Le potentiel physique de production énergétique massive à partir de l’énergie solaire est effectivement gigantesque (cela ne fait pas débat : nous consommons, toutes énergies confondues, de l’ordre de 1/10 000 de ce que la Terre reçoit par an). Toute la question est donc celle de la rentabilité économique. Il semblerait que la perspective de réduction des coûts de production soit réelle. Mais au-delà de l’analyse de premier ordre, si on prend en compte le renchérissement du pétrole et autres matières fossiles, si on prend en compte le caractère destabilisateur dans les relations internationales des dépendances en énergie fossile, si on prend en compte les impacts sur l’environnement, il semble raisonnable qu’un tel projet soit rentable.

  • Le bénéfice des pays producteurs ?

Il semble que les pays producteurs pourront bénéficier du système, avec un production énergétique et une production d’eau potable.

Mais il est frappant que seule l’Afrique du Nord bénéficie du système… encore une fois, on dirait bien que l’Afrique subsaharienne est totalement oubliée… alors même que c’est elle qui a les besoins les plus importants et pour des motifs les plus valables ! Clairement, cette conception d’une production énergétique uniquement autours de la Méditerranée est difficilement acceptable en termes d’équité.
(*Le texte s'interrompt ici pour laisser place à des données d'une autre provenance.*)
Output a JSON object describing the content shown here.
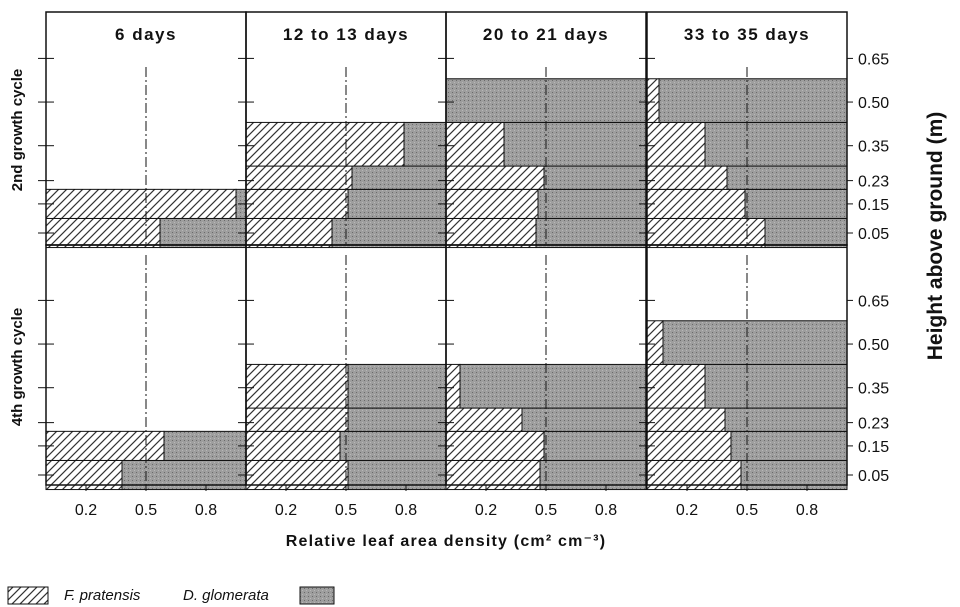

  • Dépendance et effet réseau

La répartition des unités de production entre de nombreux pays permet d’éviter une totale dépendance à un pays ou bien que l’instabilité politique ne soit un danger majeur. Cependant, la constitution d’un si gros réseau est une faiblesse intrinsèque : à l’image des gazoducs et oléoducs actuels, ce réseau pourra faire l’objet d’attaques terroristes ou permettra à certains gouvernement d’exercer un chantage important.
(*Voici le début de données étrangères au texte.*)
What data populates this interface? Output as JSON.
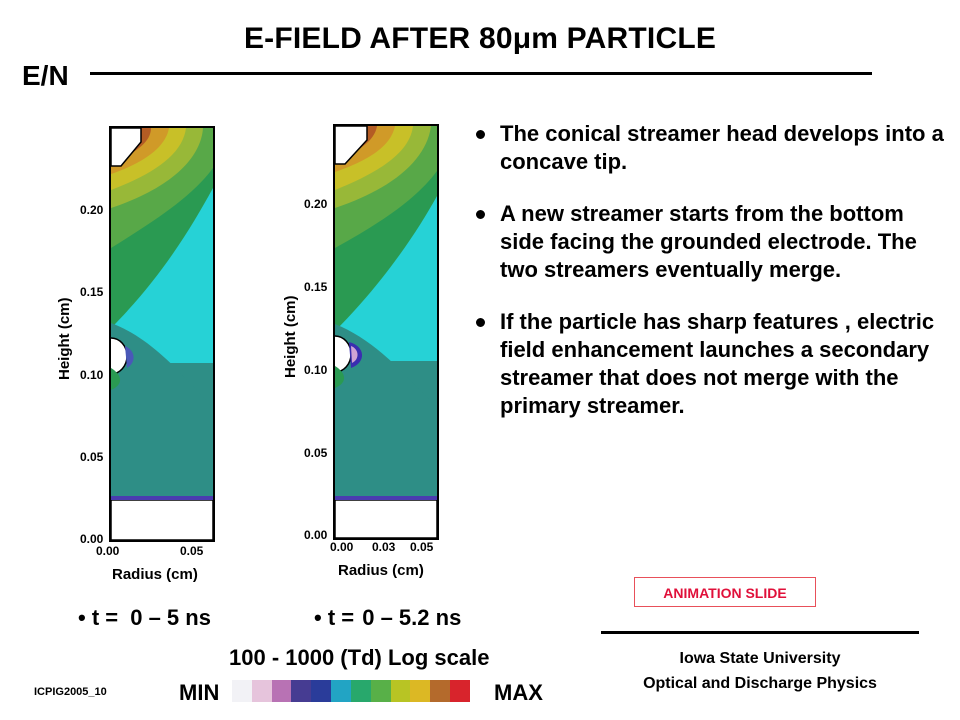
{
  "slide": {
    "title": "E-FIELD AFTER 80μm PARTICLE",
    "quantity_label": "E/N"
  },
  "plots": [
    {
      "y_axis_label": "Height (cm)",
      "y_ticks": [
        "0.20",
        "0.15",
        "0.10",
        "0.05",
        "0.00"
      ],
      "x_axis_label": "Radius (cm)",
      "x_ticks": [
        "0.00",
        "0.05"
      ],
      "time_prefix": "• t =",
      "time_range": "0 – 5 ns"
    },
    {
      "y_axis_label": "Height (cm)",
      "y_ticks": [
        "0.20",
        "0.15",
        "0.10",
        "0.05",
        "0.00"
      ],
      "x_axis_label": "Radius (cm)",
      "x_ticks": [
        "0.00",
        "0.03",
        "0.05"
      ],
      "time_prefix": "• t =",
      "time_range": "0 – 5.2 ns"
    }
  ],
  "bullets": [
    "The conical streamer head develops  into a concave tip.",
    "A new streamer starts from the bottom side facing the grounded electrode. The two streamers eventually merge.",
    "If the particle has sharp features , electric field enhancement launches a secondary streamer that does not merge with the primary streamer."
  ],
  "animation_badge": "ANIMATION SLIDE",
  "scale": {
    "text": "100 - 1000 (Td) Log scale",
    "min_label": "MIN",
    "max_label": "MAX",
    "colors": [
      "#f2f2f6",
      "#e6c4dc",
      "#b872b4",
      "#463c92",
      "#2a3c9a",
      "#22a4c4",
      "#28a86c",
      "#58b048",
      "#b8c424",
      "#dcb824",
      "#b46a2c",
      "#d8242c"
    ]
  },
  "affiliation": {
    "line1": "Iowa State University",
    "line2": "Optical and Discharge Physics"
  },
  "footer_id": "ICPIG2005_10",
  "colors": {
    "streamer_teal": "#2e8e86",
    "background_cyan": "#26d2d6",
    "green": "#2a9a52",
    "badge_red": "#e0103a"
  }
}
On se situe dans une dynamique totalement inverse de la philosophie pronée par H. Sheer (député Allemand, promoteur des énergies renouvelables), qui cherche à décentraliser totalement la production et de la rapprocher le plus possible de la consommation afin d’assurer « l’autonomie » énergétique à toute échelle.

Premières conclusions

Un projet réaliste, qui offre donne un élan supplémentaire aux renouvelables, en ce qu’il les crédibilise. Une analyse plus détaillée des données chiffrées serait nécessaire pour avoir un point de vue sur la rentabilité économique du scénario proposé.
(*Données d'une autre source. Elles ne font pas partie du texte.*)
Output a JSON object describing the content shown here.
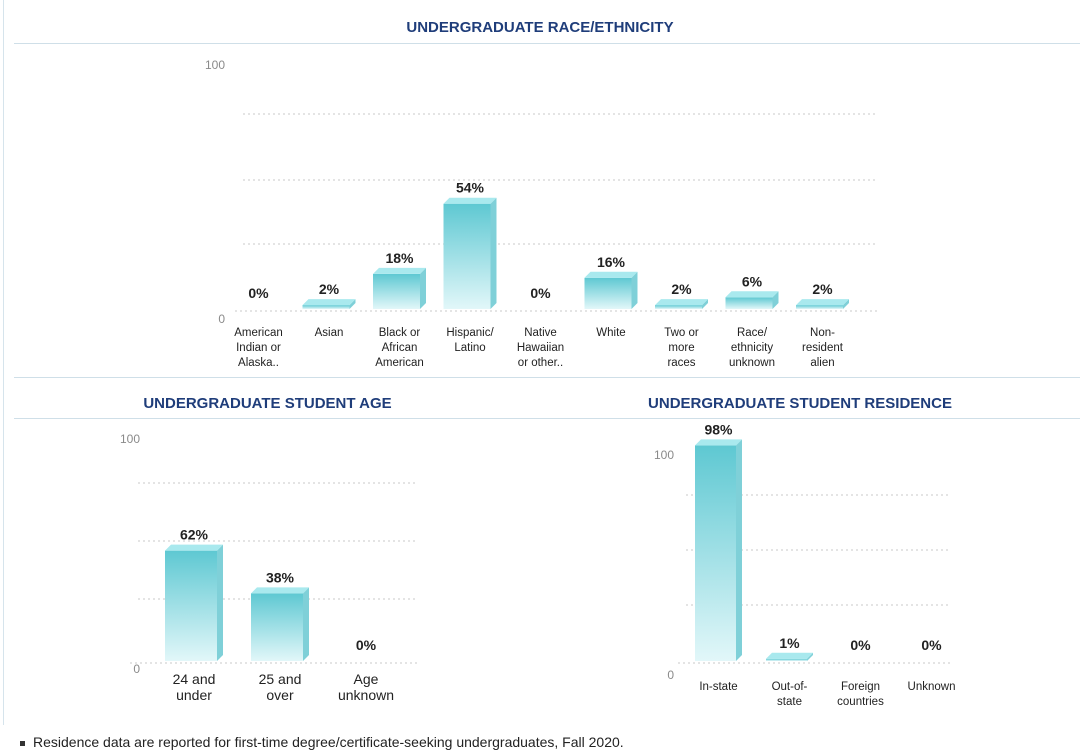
{
  "sections": {
    "race": {
      "title": "UNDERGRADUATE RACE/ETHNICITY"
    },
    "age": {
      "title": "UNDERGRADUATE STUDENT AGE"
    },
    "residence": {
      "title": "UNDERGRADUATE STUDENT RESIDENCE"
    }
  },
  "footnote": "Residence data are reported for first-time degree/certificate-seeking undergraduates, Fall 2020.",
  "colors": {
    "bar_front_top": "#5ec8d2",
    "bar_front_bottom": "#e2f7f9",
    "bar_side": "#7fd0d8",
    "bar_top": "#a9e9ee",
    "grid": "#c8c8c8",
    "title": "#1f3d7a"
  },
  "chart_data": [
    {
      "id": "race",
      "type": "bar",
      "title": "UNDERGRADUATE RACE/ETHNICITY",
      "categories": [
        [
          "American",
          "Indian or",
          "Alaska.."
        ],
        [
          "Asian"
        ],
        [
          "Black or",
          "African",
          "American"
        ],
        [
          "Hispanic/",
          "Latino"
        ],
        [
          "Native",
          "Hawaiian",
          "or other.."
        ],
        [
          "White"
        ],
        [
          "Two or",
          "more",
          "races"
        ],
        [
          "Race/",
          "ethnicity",
          "unknown"
        ],
        [
          "Non-",
          "resident",
          "alien"
        ]
      ],
      "values": [
        0,
        2,
        18,
        54,
        0,
        16,
        2,
        6,
        2
      ],
      "value_labels": [
        "0%",
        "2%",
        "18%",
        "54%",
        "0%",
        "16%",
        "2%",
        "6%",
        "2%"
      ],
      "ylim": [
        0,
        100
      ],
      "yticks": [
        "100",
        "0"
      ],
      "grid": true
    },
    {
      "id": "age",
      "type": "bar",
      "title": "UNDERGRADUATE STUDENT AGE",
      "categories": [
        [
          "24 and",
          "under"
        ],
        [
          "25 and",
          "over"
        ],
        [
          "Age",
          "unknown"
        ]
      ],
      "values": [
        62,
        38,
        0
      ],
      "value_labels": [
        "62%",
        "38%",
        "0%"
      ],
      "ylim": [
        0,
        100
      ],
      "yticks": [
        "100",
        "0"
      ],
      "grid": true
    },
    {
      "id": "residence",
      "type": "bar",
      "title": "UNDERGRADUATE STUDENT RESIDENCE",
      "categories": [
        [
          "In-state"
        ],
        [
          "Out-of-",
          "state"
        ],
        [
          "Foreign",
          "countries"
        ],
        [
          "Unknown"
        ]
      ],
      "values": [
        98,
        1,
        0,
        0
      ],
      "value_labels": [
        "98%",
        "1%",
        "0%",
        "0%"
      ],
      "ylim": [
        0,
        100
      ],
      "yticks": [
        "100",
        "0"
      ],
      "grid": true
    }
  ]
}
Un point faible majeur : l’oubli de l’Afrique subsaharienne…

Ce projet lance-t-il l’affrontement de deux philosophies autours des renouvelables (production locale, délocalisée)  ? Peut-être, mais il n’est pas dit que les deux philosophies ne soient pas complémentaires. Mixer production locale et production internationale est peut-être une combinaison particulièrement stable au plan politique, énergétique… et si elle est bien pensée, potentiellement source d’équité internationale.

Le projet est donc très politique ; d’ailleurs, le livre blanc met effectivement l’accent sur la nécessit de l’organisation d’un cadre politique. Ce  réalisme est un bon point de départ.